We don’t know for sure yet that it has, but there’s no questioning that the Raptors organization has established itself as a model one, and this season is the prime example. That a team with no superstar, no lottery picks (no, Stanley Johnson doesn’t count) and a bunch of undrafted guys was this successful, this well prepared, has no doubt turned some heads.

Then there’s the off-the-floor stuff too. The leadership the Raptors showed in the Bubble — from their Black Lives Matter buses to their custom t-shirts, from the way they decorated their hotel to being at the forefront of the strike after the Jacob Blake shooting — again proved the Raptors are a world-class organization.

It makes you proud to be a fan, at the very least. Hopefully it also makes players want to come here, and want to stay here, to be a part of it.

4. Forward Momentum

I think that a lot of people, and I’d consider myself among this group, thought this past season would be a good test for the “next generation” of Raptors. Without Kawhi Leonard and Danny Green, how would players like Pascal Siakam, OG Anunoby and Fred VanVleet fare in expanded roles? Would Norman Powell finally find consistency? Would the team find “the next VanVleet” in their latest round of low draft picks and undrafted free agents?

The season was a great barometer of where these guys all are. Siakam, Anunoby, VanVleet and Powell all played career highs in minutes per game, and all had their best statistical seasons; each was integral to the team’s success.

The expanded roles revealed their shortcomings as well, the things that they each need to work on or develop to keep the Raptors in contention. Siakam (26 years old), Powell (27) and VanVleet (26) aren’t “young” players, anymore, in the way that we traditionally define young guys. It’s possible they’ve already reached their respective plateaus and won’t improve further. I wouldn’t wager on that, though. Not with what they’ve shown in their careers so far, not with the player development successes the team has already had. OG’s floor, after year three, is “elite 3-and-D guy.” And look at what we saw from Terence Davis and Matt Thomas. Even Oshae Brissett showed promise.

In other words — regardless of how many games the team won or how deep it went in the playoffs, I would call this season a massive success for the development of its key players and its role players. Is this group going to win a title? No. But bring in a superstar, and surround them with this cast? Absolutely a title contender.

5. Remember This, Too

Back when the season was on hiatus, SB Nation ran a “Sports Moments that Made You Cry” series and I wrote about what it felt like for the Raptors to win the championship — and how Bruce Arthur’s video essay, “Remember This,” encapsulated the way that I felt in that moment.

And I think the message remains as poignant as ever, now, in regards to this season too. Sure, it wasn’t a title season. But it was pretty amazing, right? Ring night. The retro jerseys and floor. Beating the Lakers without Kyle and Serge. Embiid’s goose egg. The Mavs comeback. Terence Davis’ first start. Christmas Day. Kawhi’s return. Scarfs. Norm on fire vs. the Hawks. The Pacers comeback. All-Star Starter Siakam. Lowry taking charges in the All-Star Game. The 15-game win streak. How Talented Are You? 7-1 in the Bubble. The buses. The Nets sweep. OG’s shot. Game 6. All the injuries, and 53-19, and Coach of the Year Nick Nurse.

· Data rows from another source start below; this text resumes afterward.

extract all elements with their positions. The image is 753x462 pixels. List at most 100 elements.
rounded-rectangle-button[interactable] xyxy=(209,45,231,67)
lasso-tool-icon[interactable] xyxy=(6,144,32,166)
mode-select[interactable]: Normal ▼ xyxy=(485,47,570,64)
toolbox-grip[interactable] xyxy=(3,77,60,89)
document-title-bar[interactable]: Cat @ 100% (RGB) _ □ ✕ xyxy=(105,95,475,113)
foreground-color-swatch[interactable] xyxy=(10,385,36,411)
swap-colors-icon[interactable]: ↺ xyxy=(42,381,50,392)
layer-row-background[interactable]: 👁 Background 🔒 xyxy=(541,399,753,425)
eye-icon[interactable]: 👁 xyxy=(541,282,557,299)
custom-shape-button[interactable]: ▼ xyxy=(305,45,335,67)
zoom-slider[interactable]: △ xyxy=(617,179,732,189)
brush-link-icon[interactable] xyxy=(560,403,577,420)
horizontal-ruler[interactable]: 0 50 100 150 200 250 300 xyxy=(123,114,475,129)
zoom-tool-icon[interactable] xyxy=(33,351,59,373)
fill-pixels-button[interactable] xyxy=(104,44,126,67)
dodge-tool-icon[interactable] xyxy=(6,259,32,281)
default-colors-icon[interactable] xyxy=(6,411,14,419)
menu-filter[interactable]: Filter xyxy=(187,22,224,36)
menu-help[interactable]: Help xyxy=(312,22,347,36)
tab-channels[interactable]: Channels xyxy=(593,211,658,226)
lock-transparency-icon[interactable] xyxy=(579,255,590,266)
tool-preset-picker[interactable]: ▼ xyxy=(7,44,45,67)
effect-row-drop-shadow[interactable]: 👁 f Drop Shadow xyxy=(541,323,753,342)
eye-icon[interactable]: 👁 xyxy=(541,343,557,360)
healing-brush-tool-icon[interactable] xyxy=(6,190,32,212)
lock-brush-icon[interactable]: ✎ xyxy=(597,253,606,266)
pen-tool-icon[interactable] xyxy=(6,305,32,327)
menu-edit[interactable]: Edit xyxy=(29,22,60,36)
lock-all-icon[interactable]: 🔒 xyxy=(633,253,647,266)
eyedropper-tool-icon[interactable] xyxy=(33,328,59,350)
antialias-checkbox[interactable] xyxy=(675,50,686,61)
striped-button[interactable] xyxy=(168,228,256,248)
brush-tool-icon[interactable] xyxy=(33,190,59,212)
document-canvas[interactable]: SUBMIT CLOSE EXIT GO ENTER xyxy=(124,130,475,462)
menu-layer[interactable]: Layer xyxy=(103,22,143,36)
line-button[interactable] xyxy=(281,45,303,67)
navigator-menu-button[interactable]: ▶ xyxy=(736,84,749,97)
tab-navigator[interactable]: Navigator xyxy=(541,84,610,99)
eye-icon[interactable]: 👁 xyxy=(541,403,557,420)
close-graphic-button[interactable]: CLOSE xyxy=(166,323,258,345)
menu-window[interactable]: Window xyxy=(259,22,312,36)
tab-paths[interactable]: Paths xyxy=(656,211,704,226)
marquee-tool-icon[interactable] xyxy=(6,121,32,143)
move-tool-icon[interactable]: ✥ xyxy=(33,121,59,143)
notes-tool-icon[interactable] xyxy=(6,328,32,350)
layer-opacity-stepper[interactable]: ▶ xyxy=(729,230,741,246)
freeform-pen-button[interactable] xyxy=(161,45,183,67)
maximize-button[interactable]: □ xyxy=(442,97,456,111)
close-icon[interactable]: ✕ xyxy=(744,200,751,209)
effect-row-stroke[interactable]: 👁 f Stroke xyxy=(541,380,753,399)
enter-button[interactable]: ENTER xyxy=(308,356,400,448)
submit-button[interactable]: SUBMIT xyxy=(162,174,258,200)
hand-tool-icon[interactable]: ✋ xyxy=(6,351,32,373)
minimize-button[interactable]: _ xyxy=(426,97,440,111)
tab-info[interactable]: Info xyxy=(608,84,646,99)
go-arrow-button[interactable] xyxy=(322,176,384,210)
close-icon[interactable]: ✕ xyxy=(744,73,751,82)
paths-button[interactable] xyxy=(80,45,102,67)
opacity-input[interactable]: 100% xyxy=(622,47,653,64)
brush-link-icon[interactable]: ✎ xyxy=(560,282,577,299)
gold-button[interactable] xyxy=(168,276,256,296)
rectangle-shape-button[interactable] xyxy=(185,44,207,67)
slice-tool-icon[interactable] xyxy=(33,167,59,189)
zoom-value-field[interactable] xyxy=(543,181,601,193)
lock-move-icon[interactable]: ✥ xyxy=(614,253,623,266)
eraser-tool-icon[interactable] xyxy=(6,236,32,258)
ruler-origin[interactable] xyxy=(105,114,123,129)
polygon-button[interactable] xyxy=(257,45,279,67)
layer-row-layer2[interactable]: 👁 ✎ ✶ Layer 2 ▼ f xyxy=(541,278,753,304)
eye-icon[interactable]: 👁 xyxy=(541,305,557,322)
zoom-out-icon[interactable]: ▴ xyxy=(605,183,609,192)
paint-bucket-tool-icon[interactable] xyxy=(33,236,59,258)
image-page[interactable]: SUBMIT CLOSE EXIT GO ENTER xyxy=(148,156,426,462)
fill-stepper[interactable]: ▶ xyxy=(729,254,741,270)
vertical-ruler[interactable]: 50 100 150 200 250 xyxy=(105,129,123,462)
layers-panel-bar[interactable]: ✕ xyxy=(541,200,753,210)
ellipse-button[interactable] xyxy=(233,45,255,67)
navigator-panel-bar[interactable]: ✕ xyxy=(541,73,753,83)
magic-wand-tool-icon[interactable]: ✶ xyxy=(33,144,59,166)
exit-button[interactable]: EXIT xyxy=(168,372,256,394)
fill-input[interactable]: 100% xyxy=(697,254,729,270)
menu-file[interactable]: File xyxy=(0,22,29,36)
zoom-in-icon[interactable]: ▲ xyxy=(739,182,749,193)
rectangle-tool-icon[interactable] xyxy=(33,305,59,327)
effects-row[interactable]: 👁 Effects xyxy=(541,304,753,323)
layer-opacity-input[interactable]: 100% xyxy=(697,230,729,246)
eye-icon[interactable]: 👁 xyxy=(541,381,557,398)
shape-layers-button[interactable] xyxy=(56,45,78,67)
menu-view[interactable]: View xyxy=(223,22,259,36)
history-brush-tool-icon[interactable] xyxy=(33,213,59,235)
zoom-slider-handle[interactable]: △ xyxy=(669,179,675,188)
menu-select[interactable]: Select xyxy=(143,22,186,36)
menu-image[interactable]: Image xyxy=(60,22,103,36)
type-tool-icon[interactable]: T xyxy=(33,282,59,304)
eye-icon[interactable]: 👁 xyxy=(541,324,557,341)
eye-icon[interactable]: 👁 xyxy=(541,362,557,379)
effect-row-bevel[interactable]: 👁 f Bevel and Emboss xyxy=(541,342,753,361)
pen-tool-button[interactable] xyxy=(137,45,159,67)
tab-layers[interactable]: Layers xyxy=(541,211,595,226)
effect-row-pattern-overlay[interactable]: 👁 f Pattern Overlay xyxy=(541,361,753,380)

It’s hard to imagine a post-championship season could provide as many amazing moments as this one did. Not to mention one that was interrupted partway through by a pandemic!

So: Don’t forget it. Don’t allow the disappointment and heartbreak of the Game 7 loss, or Pascal’s poor postseason play, or Norm’s mental mistakes, to cloud your memory of this season. It was amazing. Remember it.